The era of electronic entertainment has given rise to all sorts of interesting moral questions, questions that bring shades of gray to hitherto black-and-white issues of right or wrong. Here’s one:
I was going to file this silly thing under INSIGNIFICA when I decided it wasn’t that silly, after all.
We might think that this is a modern morality question, but of course it isn’t. People have been sending “love letters” to each other pretty much as soon as we discovered writing, only now the communication is electronic over the Internet rather than on paper and by messenger / through the mail. In days gone by, therefore, a husband discovering racy love letters from another man in his wife’s possession would justifiably, in my opinion, be suspicious of his wife’s fidelity — and certainly so if the other man was a mutual acquaintance, or someone living close by.
Of course, the further the distance between writers, the less likely would actual adultery take place — but, to address the above question, is virtual adultery any different from actual adultery?
Note that I’m not talking about flirty communication here; there’s an enormous difference, in my opinion, between “I’d love to take a walk on the beach with you someday” to “I want to suck your penis”, although some might argue that the difference is only in degree.
The arrival of the telephone added sound to the situation — and one has only to see how many “phone sex” lines there are to see the effect of that. Still, I suppose that one might argue that such activity is purely impersonal — I’m reminded of a scene in some movie of a young woman having phone sex on one of these lines while doing her ironing and watching her baby play on the kitchen floor — and it’s all just fantasy, not adultery.
What has changed, of course, is that communication nowadays can include video, where love letters never did. Now we are talking about a whole different ball game, aren’t we?

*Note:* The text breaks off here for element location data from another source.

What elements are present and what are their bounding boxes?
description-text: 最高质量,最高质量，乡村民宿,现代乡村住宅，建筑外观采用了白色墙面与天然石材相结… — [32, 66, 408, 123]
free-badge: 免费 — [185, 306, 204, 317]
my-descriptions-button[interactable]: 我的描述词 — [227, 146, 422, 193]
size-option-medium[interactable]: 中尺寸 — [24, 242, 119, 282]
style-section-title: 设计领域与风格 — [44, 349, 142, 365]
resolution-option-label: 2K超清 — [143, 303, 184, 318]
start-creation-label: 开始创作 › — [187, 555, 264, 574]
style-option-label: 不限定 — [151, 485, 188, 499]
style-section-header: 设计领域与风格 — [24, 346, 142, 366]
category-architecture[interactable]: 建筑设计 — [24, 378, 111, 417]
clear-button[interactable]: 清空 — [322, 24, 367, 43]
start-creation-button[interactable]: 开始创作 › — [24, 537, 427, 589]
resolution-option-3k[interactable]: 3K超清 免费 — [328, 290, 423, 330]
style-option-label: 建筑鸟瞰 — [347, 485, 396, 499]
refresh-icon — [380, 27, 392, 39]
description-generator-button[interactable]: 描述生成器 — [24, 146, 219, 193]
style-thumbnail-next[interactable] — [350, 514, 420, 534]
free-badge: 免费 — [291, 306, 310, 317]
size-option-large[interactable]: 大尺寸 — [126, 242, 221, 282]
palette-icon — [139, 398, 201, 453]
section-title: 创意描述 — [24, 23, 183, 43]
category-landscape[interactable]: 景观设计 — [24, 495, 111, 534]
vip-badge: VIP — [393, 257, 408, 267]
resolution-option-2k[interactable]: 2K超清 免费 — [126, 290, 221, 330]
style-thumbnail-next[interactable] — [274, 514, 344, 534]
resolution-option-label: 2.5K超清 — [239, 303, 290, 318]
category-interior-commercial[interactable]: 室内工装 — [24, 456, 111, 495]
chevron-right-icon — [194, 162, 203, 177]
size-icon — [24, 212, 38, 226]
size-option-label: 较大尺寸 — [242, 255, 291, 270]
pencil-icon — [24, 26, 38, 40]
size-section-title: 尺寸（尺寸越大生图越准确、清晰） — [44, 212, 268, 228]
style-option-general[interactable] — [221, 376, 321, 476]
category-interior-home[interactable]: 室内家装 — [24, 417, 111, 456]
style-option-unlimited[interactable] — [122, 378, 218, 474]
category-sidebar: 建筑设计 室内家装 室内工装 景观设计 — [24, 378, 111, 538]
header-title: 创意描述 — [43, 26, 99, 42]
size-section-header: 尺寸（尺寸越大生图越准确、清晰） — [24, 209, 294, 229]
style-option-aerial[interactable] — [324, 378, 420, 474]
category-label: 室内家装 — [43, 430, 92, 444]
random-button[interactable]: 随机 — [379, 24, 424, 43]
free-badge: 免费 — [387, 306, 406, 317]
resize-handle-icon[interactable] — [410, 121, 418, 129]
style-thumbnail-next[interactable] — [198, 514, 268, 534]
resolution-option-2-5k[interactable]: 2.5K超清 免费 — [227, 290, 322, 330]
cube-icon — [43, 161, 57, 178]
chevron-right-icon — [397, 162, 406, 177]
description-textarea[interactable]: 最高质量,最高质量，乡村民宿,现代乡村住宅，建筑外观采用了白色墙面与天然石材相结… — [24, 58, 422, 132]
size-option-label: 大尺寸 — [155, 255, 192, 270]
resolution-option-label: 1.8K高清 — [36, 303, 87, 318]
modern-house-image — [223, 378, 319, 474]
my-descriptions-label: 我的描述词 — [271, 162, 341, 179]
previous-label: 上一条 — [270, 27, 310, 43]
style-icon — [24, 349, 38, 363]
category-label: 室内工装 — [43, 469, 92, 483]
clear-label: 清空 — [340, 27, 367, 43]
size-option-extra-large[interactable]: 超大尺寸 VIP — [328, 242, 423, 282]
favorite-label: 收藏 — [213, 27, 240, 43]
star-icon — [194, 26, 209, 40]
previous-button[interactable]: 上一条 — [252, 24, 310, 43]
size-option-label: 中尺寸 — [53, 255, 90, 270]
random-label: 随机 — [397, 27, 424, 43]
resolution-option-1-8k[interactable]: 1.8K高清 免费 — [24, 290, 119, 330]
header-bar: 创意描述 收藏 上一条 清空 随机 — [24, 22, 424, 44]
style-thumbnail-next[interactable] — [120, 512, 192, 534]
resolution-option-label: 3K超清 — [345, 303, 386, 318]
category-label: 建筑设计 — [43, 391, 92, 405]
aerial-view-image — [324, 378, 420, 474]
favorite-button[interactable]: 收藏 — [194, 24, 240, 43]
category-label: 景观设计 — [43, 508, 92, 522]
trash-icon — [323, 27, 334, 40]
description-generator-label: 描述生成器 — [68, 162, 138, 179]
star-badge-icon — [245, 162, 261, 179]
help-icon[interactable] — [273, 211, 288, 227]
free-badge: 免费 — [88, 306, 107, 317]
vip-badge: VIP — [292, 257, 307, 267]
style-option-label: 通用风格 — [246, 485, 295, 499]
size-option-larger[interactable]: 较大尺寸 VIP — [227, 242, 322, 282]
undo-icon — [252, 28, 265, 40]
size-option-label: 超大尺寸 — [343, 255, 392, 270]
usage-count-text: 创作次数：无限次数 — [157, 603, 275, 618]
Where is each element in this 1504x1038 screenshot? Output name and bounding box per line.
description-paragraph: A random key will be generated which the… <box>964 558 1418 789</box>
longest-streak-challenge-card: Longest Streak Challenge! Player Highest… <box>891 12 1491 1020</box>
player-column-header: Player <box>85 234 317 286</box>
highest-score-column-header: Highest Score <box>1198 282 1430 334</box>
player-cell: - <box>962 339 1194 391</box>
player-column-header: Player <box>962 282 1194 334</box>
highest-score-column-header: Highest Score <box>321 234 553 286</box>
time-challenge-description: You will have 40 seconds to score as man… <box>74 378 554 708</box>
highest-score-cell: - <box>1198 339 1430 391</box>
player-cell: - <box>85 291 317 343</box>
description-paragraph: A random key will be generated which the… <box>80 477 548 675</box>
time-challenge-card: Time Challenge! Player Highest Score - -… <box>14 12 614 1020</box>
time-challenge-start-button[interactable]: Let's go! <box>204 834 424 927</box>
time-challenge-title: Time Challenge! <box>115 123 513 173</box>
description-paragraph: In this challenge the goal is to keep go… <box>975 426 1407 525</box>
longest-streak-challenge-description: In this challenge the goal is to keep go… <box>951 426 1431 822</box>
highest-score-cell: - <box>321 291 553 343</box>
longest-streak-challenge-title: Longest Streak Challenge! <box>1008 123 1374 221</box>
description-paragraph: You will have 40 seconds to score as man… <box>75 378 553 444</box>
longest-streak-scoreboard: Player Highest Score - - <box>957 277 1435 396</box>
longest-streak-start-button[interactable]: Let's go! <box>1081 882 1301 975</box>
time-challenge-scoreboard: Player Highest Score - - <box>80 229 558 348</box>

Or are we?
Does adultery have to require actual physical contact to be classified as adultery?
I have to say “yes” to the above — although that said, I understand that virtual adultery has all sorts of “moth and candle” implications, especially if it’s between people who know each other. As one woman of my acquaintance once put it: “Virtual sex has replaced foreplay when it comes to fooling around”, and she’s absolutely right — if, that is, the couple are not just strangers getting a cheap thrill out of the thing.
And there, I think, is the crux of it. It’s not the virtual aspect of it; it’s who you’re talking to. Which is more dangerous to a marriage: talking sex to a complete stranger in a chat room, on a phone sex line or on a video call, or talking sex with a neighbor, a guy from the office or a friend’s husband?
I think we all know the answer to that.